Judith A. Browne Dianis is an American civil rights attorney. She is the executive director of the Advancement Project, a liberal nonprofit organization based in Washington, D.C.

==Background==

Dianis graduated from the Wharton School of Business and Columbia University School of Law. She was awarded a Skadden Fellowship. She has served as an adjunct professor of law at Georgetown University Law Center, and as a Tobias Simon Eminent Scholar at Florida State University Law School.

Prior to Advancement Project, she was the Managing Attorney in the Washington, D.C., office of the NAACP Legal Defense and Educational Fund, Inc.

In 2000, Essence Magazine named Dianis one of "Thirty Women to Watch". She regularly comments on education, voting rights and race on networks including MSNBC, CNN, and BET.

==History with Advancement Project==

Attorney Dianis was a part of Advancement Project's inception in 1999, when it was co-founded by former Advancement Project co-director Penda Hair and several of their peers from the NAACP Legal Defense and Educational Fund, Inc.

With Advancement Project, she litigated against the disenfranchisement of African-American voters during the 2000 presidential election in Florida. Later she filed one of the first-ever lawsuits to enforce the National Voter Registration Act, also known as the "Motor Voter" law, litigating on behalf of African-American Floridians after the election.

In 2004, Dianis sued to stop the Republican National Committee from engaging in potential voter suppression tactics in Ohio.

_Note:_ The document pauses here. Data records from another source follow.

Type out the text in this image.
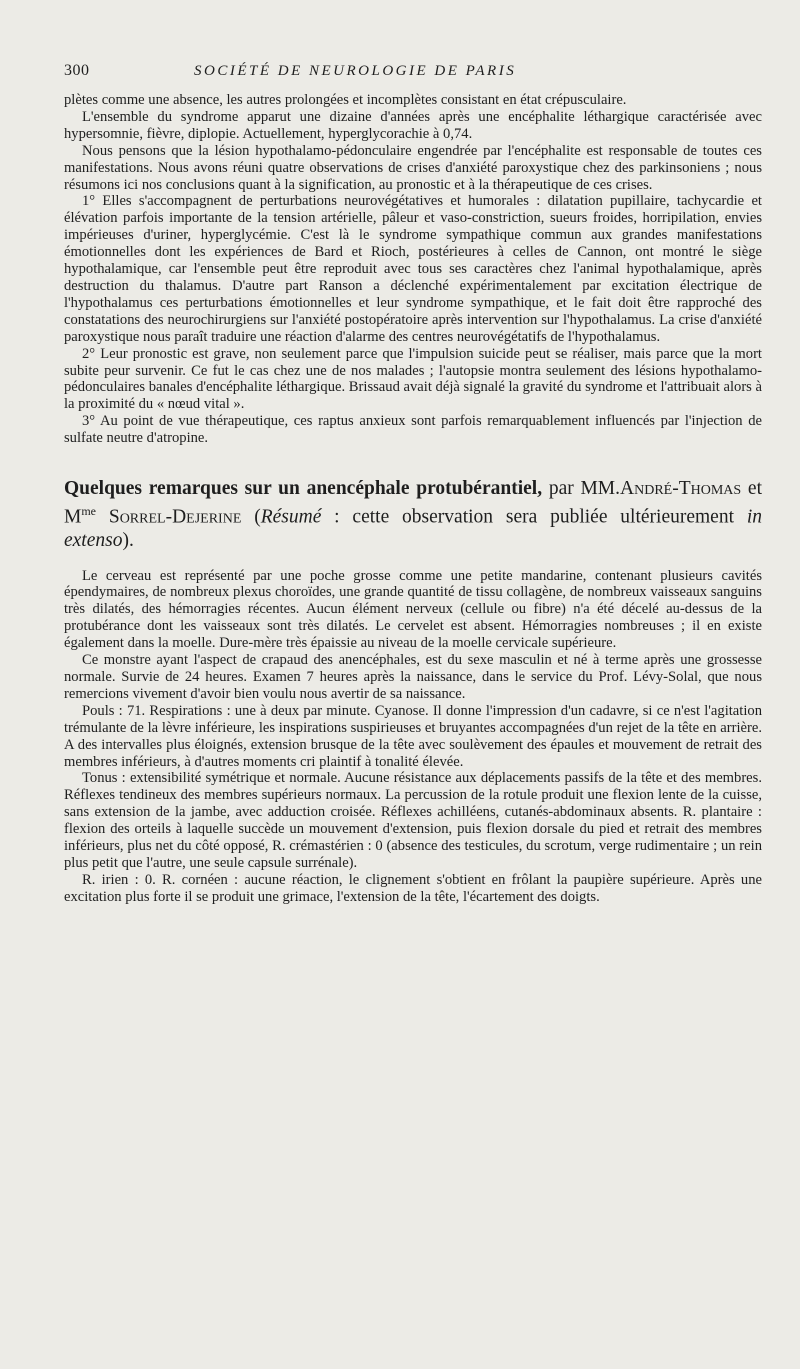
300	SOCIÉTÉ DE NEUROLOGIE DE PARIS

plètes comme une absence, les autres prolongées et incomplètes consistant en état crépusculaire.

L'ensemble du syndrome apparut une dizaine d'années après une encéphalite léthargique caractérisée avec hypersomnie, fièvre, diplopie. Actuellement, hyperglycorachie à 0,74.

Nous pensons que la lésion hypothalamo-pédonculaire engendrée par l'encéphalite est responsable de toutes ces manifestations. Nous avons réuni quatre observations de crises d'anxiété paroxystique chez des parkinsoniens ; nous résumons ici nos conclusions quant à la signification, au pronostic et à la thérapeutique de ces crises.

1° Elles s'accompagnent de perturbations neurovégétatives et humorales : dilatation pupillaire, tachycardie et élévation parfois importante de la tension artérielle, pâleur et vaso-constriction, sueurs froides, horripilation, envies impérieuses d'uriner, hyperglycémie. C'est là le syndrome sympathique commun aux grandes manifestations émotionnelles dont les expériences de Bard et Rioch, postérieures à celles de Cannon, ont montré le siège hypothalamique, car l'ensemble peut être reproduit avec tous ses caractères chez l'animal hypothalamique, après destruction du thalamus. D'autre part Ranson a déclenché expérimentalement par excitation électrique de l'hypothalamus ces perturbations émotionnelles et leur syndrome sympathique, et le fait doit être rapproché des constatations des neurochirurgiens sur l'anxiété postopératoire après intervention sur l'hypothalamus. La crise d'anxiété paroxystique nous paraît traduire une réaction d'alarme des centres neurovégétatifs de l'hypothalamus.

2° Leur pronostic est grave, non seulement parce que l'impulsion suicide peut se réaliser, mais parce que la mort subite peur survenir. Ce fut le cas chez une de nos malades ; l'autopsie montra seulement des lésions hypothalamo-pédonculaires banales d'encéphalite léthargique. Brissaud avait déjà signalé la gravité du syndrome et l'attribuait alors à la proximité du « nœud vital ».

3° Au point de vue thérapeutique, ces raptus anxieux sont parfois remarquablement influencés par l'injection de sulfate neutre d'atropine.

Quelques remarques sur un anencéphale protubérantiel, par MM.André-Thomas et $M^{me}$ Sorrel-Dejerine (Résumé : cette observation sera publiée ultérieurement in extenso).

Le cerveau est représenté par une poche grosse comme une petite mandarine, contenant plusieurs cavités épendymaires, de nombreux plexus choroïdes, une grande quantité de tissu collagène, de nombreux vaisseaux sanguins très dilatés, des hémorragies récentes. Aucun élément nerveux (cellule ou fibre) n'a été décelé au-dessus de la protubérance dont les vaisseaux sont très dilatés. Le cervelet est absent. Hémorragies nombreuses ; il en existe également dans la moelle. Dure-mère très épaissie au niveau de la moelle cervicale supérieure.

Ce monstre ayant l'aspect de crapaud des anencéphales, est du sexe masculin et né à terme après une grossesse normale. Survie de 24 heures. Examen 7 heures après la naissance, dans le service du Prof. Lévy-Solal, que nous remercions vivement d'avoir bien voulu nous avertir de sa naissance.

Pouls : 71. Respirations : une à deux par minute. Cyanose. Il donne l'impression d'un cadavre, si ce n'est l'agitation trémulante de la lèvre inférieure, les inspirations suspirieuses et bruyantes accompagnées d'un rejet de la tête en arrière. A des intervalles plus éloignés, extension brusque de la tête avec soulèvement des épaules et mouvement de retrait des membres inférieurs, à d'autres moments cri plaintif à tonalité élevée.

Tonus : extensibilité symétrique et normale. Aucune résistance aux déplacements passifs de la tête et des membres. Réflexes tendineux des membres supérieurs normaux. La percussion de la rotule produit une flexion lente de la cuisse, sans extension de la jambe, avec adduction croisée. Réflexes achilléens, cutanés-abdominaux absents. R. plantaire : flexion des orteils à laquelle succède un mouvement d'extension, puis flexion dorsale du pied et retrait des membres inférieurs, plus net du côté opposé, R. crémastérien : 0 (absence des testicules, du scrotum, verge rudimentaire ; un rein plus petit que l'autre, une seule capsule surrénale).

R. irien : 0. R. cornéen : aucune réaction, le clignement s'obtient en frôlant la paupière supérieure. Après une excitation plus forte il se produit une grimace, l'extension de la tête, l'écartement des doigts.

These tactics included the RNC's mass mailings to registered voters, designed so that unreturned or undeliverable mail could be used to challenge those voters' names remaining on the registration rolls.

In 2005, with Loyola Law Clinic, Dianis and Advancement Project sued for "right to return" for displaced Katrina victims who were unable to return to New Orleans after the public housing they once lived in was labeled as condemned.

In 2008, she sued to ensure equitable allocation of voting machines in Virginia.

Dianis was awarded a Prime Movers Fellowship in 2013.

She has advocated against the school-to-prison pipeline, authoring several reports on the issue including: "Suspended: The Devastating Consequences of Zero Tolerance and School Discipline" and "Derailed: The Schoolhouse to Jailhouse Track". In 2014, Dianis was named a Black Male Achievement Social Innovator by the Leadership & Sustainability Institute.

In 2012, Dianis addressed Congress about the school-to-prison pipeline.

==Other affiliations==

In 2014, as part of Advancement Project, she joined My Brother's Keeper National Convening Council, a private sector initiative that acts as a support system for President Barack Obama's My Brother's Keeper. Formerly served on the board of FairTest, a non-profit devoted to eliminating the misuse of standardized testing. She currently serves on the Board of Directors of the Hill Snowdon Foundation, the Skadden Fellowship Foundation, and serves as the Vice Chair of Friends of the Earth.